After all this time, Charles Dickens’ “Oliver Twist,” originally published in monthly installments in the Magazine Bentley’s Miscellany from February 1837 to April 1839, is still all the rage. Rage, indeed. The tale is dark, twisted and rife with rage. Lots and lots of rage.
When an orphan boy, Oliver (Will Sendera), begs for a second bowl of gruel from the parish beadle Mr. Bumble (David Cabot), he is cast out of the workhouse and has a series of misfortunate events that would make Lemony Snicket sigh in desperation.
Eventually he runs away to London and meets up with the Artful Dodger (Simon Colker), Charley Bates (Lance Wilhelm) and the band of misfit pickpockets under the care of Fagin (James FitzGerald). Fagin instructs Oliver in their devious ways, but on his first assignment watching Dodger and Bates pick pockets, Oliver gets nabbed by Mr. Brownlow (Martin Giles).
Brownlow realizes Oliver is innocent and decides to give him food and shelter, but Fagin fears Oliver will ‘peach’ him (snitch in modern vernacular). Fagin asks for help from Bill Sikes (a very scary Tony Bingham) and Nancy (Karen Baum) to aid him in recovering Oliver. Things go sideways pretty quickly, and not everyone gets a happy ending.
“Oliver Twist” is not to be confused with the musical “Oliver!” that recounts the same tale with song and dance, however, when Dodger makes his first appearance, it’s hard not to start humming “Consider Yourself” in your head.

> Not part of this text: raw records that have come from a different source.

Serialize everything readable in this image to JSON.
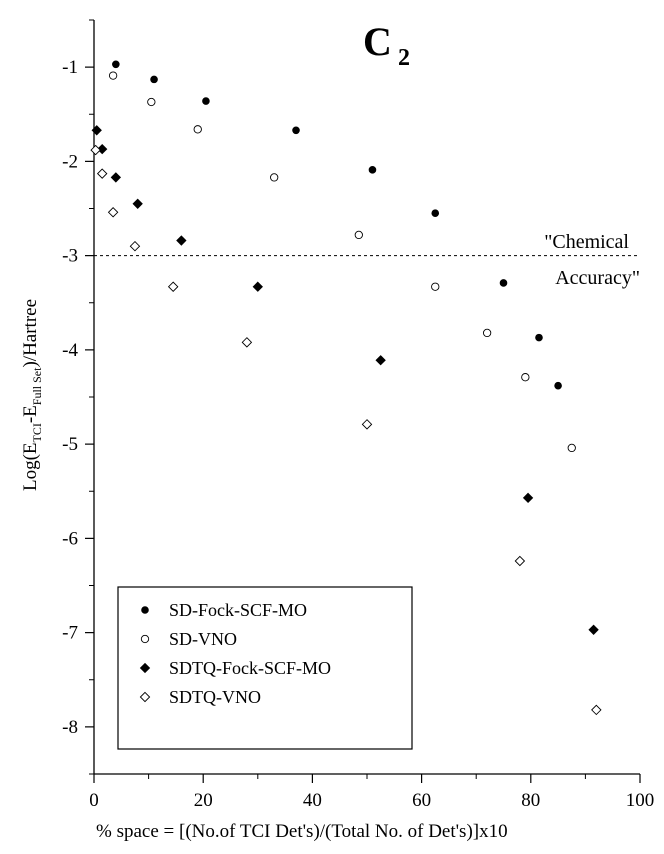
{
  "chart_data": {
    "type": "scatter",
    "title": "C",
    "title_subscript": "2",
    "ylabel": {
      "prefix": "Log(E",
      "sub1": "TCI",
      "middle": "-E",
      "sub2": "Full Set",
      "suffix": ")/Hartree"
    },
    "xlabel": "% space = [(No.of TCI Det's)/(Total No. of Det's)]x10",
    "xlim": [
      0,
      100
    ],
    "ylim": [
      -8.5,
      -0.5
    ],
    "x_ticks": [
      0,
      20,
      40,
      60,
      80,
      100
    ],
    "y_ticks": [
      -1,
      -2,
      -3,
      -4,
      -5,
      -6,
      -7,
      -8
    ],
    "reference_line": {
      "y": -3,
      "style": "dashed",
      "label_line1": "\"Chemical",
      "label_line2": "Accuracy\""
    },
    "legend_position": "bottom-left",
    "series": [
      {
        "name": "SD-Fock-SCF-MO",
        "marker": "circle-filled",
        "points": [
          [
            4,
            -0.97
          ],
          [
            11,
            -1.13
          ],
          [
            20.5,
            -1.36
          ],
          [
            37,
            -1.67
          ],
          [
            51,
            -2.09
          ],
          [
            62.5,
            -2.55
          ],
          [
            75,
            -3.29
          ],
          [
            81.5,
            -3.87
          ],
          [
            85,
            -4.38
          ]
        ]
      },
      {
        "name": "SD-VNO",
        "marker": "circle-open",
        "points": [
          [
            3.5,
            -1.09
          ],
          [
            10.5,
            -1.37
          ],
          [
            19,
            -1.66
          ],
          [
            33,
            -2.17
          ],
          [
            48.5,
            -2.78
          ],
          [
            62.5,
            -3.33
          ],
          [
            72,
            -3.82
          ],
          [
            79,
            -4.29
          ],
          [
            87.5,
            -5.04
          ]
        ]
      },
      {
        "name": "SDTQ-Fock-SCF-MO",
        "marker": "diamond-filled",
        "points": [
          [
            0.5,
            -1.67
          ],
          [
            1.5,
            -1.87
          ],
          [
            4,
            -2.17
          ],
          [
            8,
            -2.45
          ],
          [
            16,
            -2.84
          ],
          [
            30,
            -3.33
          ],
          [
            52.5,
            -4.11
          ],
          [
            79.5,
            -5.57
          ],
          [
            91.5,
            -6.97
          ]
        ]
      },
      {
        "name": "SDTQ-VNO",
        "marker": "diamond-open",
        "points": [
          [
            0.3,
            -1.88
          ],
          [
            1.5,
            -2.13
          ],
          [
            3.5,
            -2.54
          ],
          [
            7.5,
            -2.9
          ],
          [
            14.5,
            -3.33
          ],
          [
            28,
            -3.92
          ],
          [
            50,
            -4.79
          ],
          [
            78,
            -6.24
          ],
          [
            92,
            -7.82
          ]
        ]
      }
    ]
  }
}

Alan Stanford adapted this version for the stage and also directs. Dickens writes merciless satire on the Poor laws of the time. Orphans were cast adrift, unwanted and treated badly. They were treated as if their situation was their fault. The story remains relevant. Imagine Oliver as a Syrian refugee or the child of an illegal Mexican immigrant and there would be very few rewrites needed. There’s a disturbing parallel. The serialized story, the play and the musical are all about hope, though. Dickens knew that kindness and charity were some of man’s best qualities. He went to the darkest depths to shine the light bright.
PICT Classic Theatre’s usual suspects are in fine form here with excellent performances from FitzGerald, Giles, Cabot, Baum and Bingham. The surprise is that many of the younger actors are equally brilliant. Sendera deftly portrays the lost parish boy, Oliver. The kid has a star quality.
Fagin’s gang handed in some fine performances as well, especially Colker’s Dodger and Wilhelm’s Bates. Let’s doff our caps to PICT players Ken Bolden, Linda Froelich, Parag S. Gohel, Bridget Connors and Dylan Marquis Meyers for very good performances in smaller roles.
Scenic Designer Johnmichael Bohach makes a grand use of very few materials. In the words of Cosmo Kramer, “It’s all about the levels.” There are very credible looking costumes from Costume Designer Joan Markert.